Es war ein Brief von einem Mann, den weder Anja, noch Martin kannte und dessen Inhalt nur verriet, dass dessen Verfasser, der seinem Namen und seiner Adresse nach ein Ungar war, sie um ein Treffen bat, um sie endlich kennen zulernen und um ihnen von einer Geschichte zu erzählen, die sie mit Sicherheit interessieren würde.
Man kann sich sicher vorstellen, was in dem Moment, als sie diesen Brief lasen in Anja und Martin vor sich ging. Dass sie sich natürlich fragten, was das für ein Mann war, woher er von ihnen wusste und vor allem, was das für eine Geschichte sein sollte, die dieser Ungar ihnen zu erzählen hatte. Ein Mann, den sie nicht kannten, der sie aber seinerseits unbedingt kennenlernen wollte.

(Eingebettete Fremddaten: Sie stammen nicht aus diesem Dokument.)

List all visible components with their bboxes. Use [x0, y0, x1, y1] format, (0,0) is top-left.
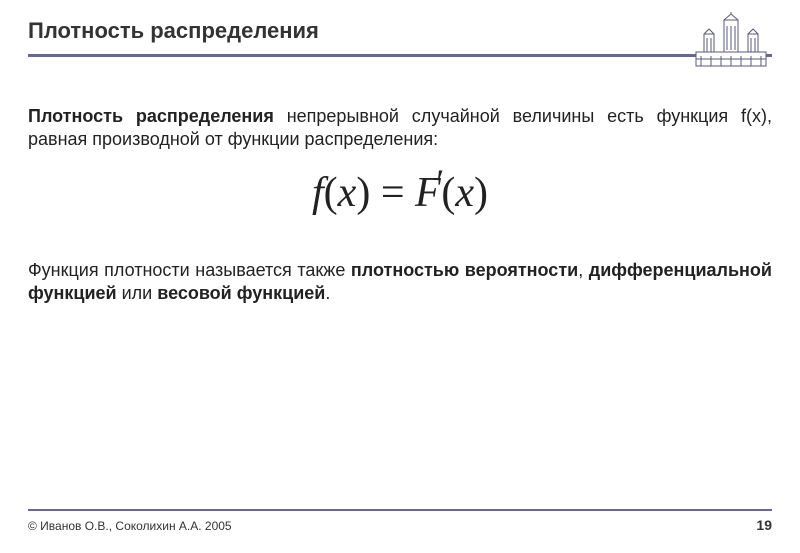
msu-logo-icon: [686, 12, 776, 76]
footer-divider: [28, 509, 772, 511]
p2-t2: ,: [578, 260, 589, 280]
formula-x2: x: [455, 170, 474, 216]
slide-body: Плотность распределения непрерывной случ…: [28, 71, 772, 305]
page-number: 19: [756, 517, 772, 533]
formula: f(x) = F′(x): [312, 170, 488, 216]
slide-header: Плотность распределения: [28, 18, 772, 57]
p2-t3: или: [117, 283, 158, 303]
formula-f: f: [312, 170, 324, 216]
paren-close: ): [356, 170, 370, 216]
term-bold: Плотность распределения: [28, 106, 274, 126]
p2-t1: Функция плотности называется также: [28, 260, 351, 280]
slide: Плотность распределения: [0, 0, 800, 553]
footer-row: © Иванов О.В., Соколихин А.А. 2005 19: [28, 517, 772, 533]
slide-title: Плотность распределения: [28, 18, 772, 54]
title-divider: [28, 54, 772, 57]
paren-close-2: ): [474, 170, 488, 216]
copyright-text: © Иванов О.В., Соколихин А.А. 2005: [28, 519, 232, 533]
slide-footer: © Иванов О.В., Соколихин А.А. 2005 19: [28, 509, 772, 533]
definition-paragraph: Плотность распределения непрерывной случ…: [28, 105, 772, 151]
formula-x1: x: [338, 170, 357, 216]
prime-mark: ′: [436, 162, 444, 202]
formula-eq: =: [381, 170, 405, 216]
formula-block: f(x) = F′(x): [28, 169, 772, 217]
p2-b1: плотностью вероятности: [351, 260, 578, 280]
aliases-paragraph: Функция плотности называется также плотн…: [28, 259, 772, 305]
p2-b3: весовой функцией: [157, 283, 325, 303]
paren-open: (: [324, 170, 338, 216]
p2-t4: .: [325, 283, 330, 303]
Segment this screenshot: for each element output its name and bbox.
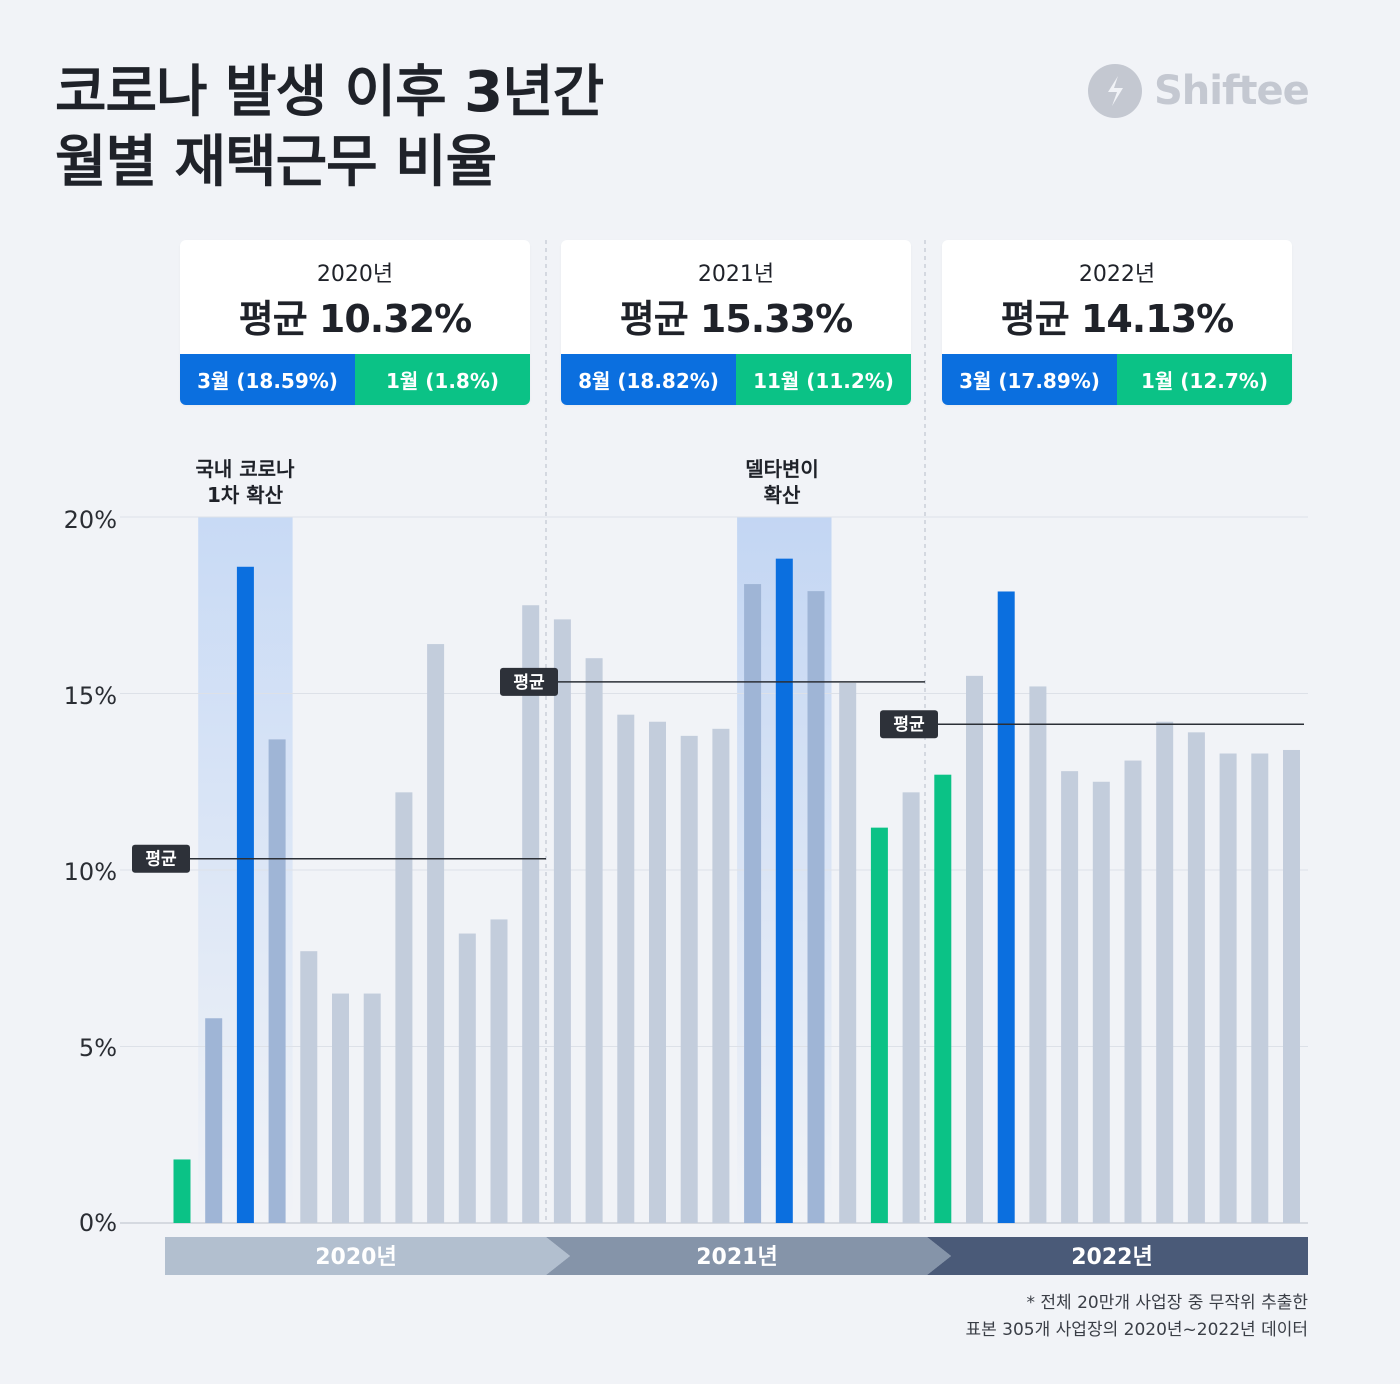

Ein Moment, der so manchen einen von uns zur Vorsicht aufgerufen hätte. Doch nicht Anja und Martin. Sie waren noch offen gegenüber dem Fremden und zudem viel zu neugierig, als dass sie diesen Brief einfach so ignorieren konnten. Und so kam es, dass sie dem Treffen, das in einem Münchner Café stattfinden sollte einwilligten.
Damals, vor diesem Treffen wussten sie nicht, was auf sie zu kommen würde. Doch als es vorbei war, als sie wieder nachhause fuhren, wussten sie, dass sie dieses Gespräch und diesen bis dahin fremden Mann niemals vergessen würden.
Denn dieser Mann, ein ehemaliger Ungarischer Grenzsoldat hatte ihnen, als sie ihren Schritt in die Freiheit wagten, als sie nach Österreich flohen, als er sie bei ihrer letzten Umarmung beobachtete, als sein damals selbst liebendes Herz es nicht schaffte, dieses junge Paar ins Verderben zu stürzen, als er, statt seine Pflicht zu tun, weder den Alarm auslöste, noch seinem Kameraden, der in diesem besagten Augenblick in eine andere Richtung sah von seiner Beobachtung berichtete, vielleicht das Leben gerettet.
Es war derselbe Mann, der sich, um zu erfahren, was aus den beiden geworden war, nur ein halbes Jahr nach Grenzöffnung auf die Suche nach dem Paar machte, das er damals, in dieser besagten Nacht hat entkommen lassen.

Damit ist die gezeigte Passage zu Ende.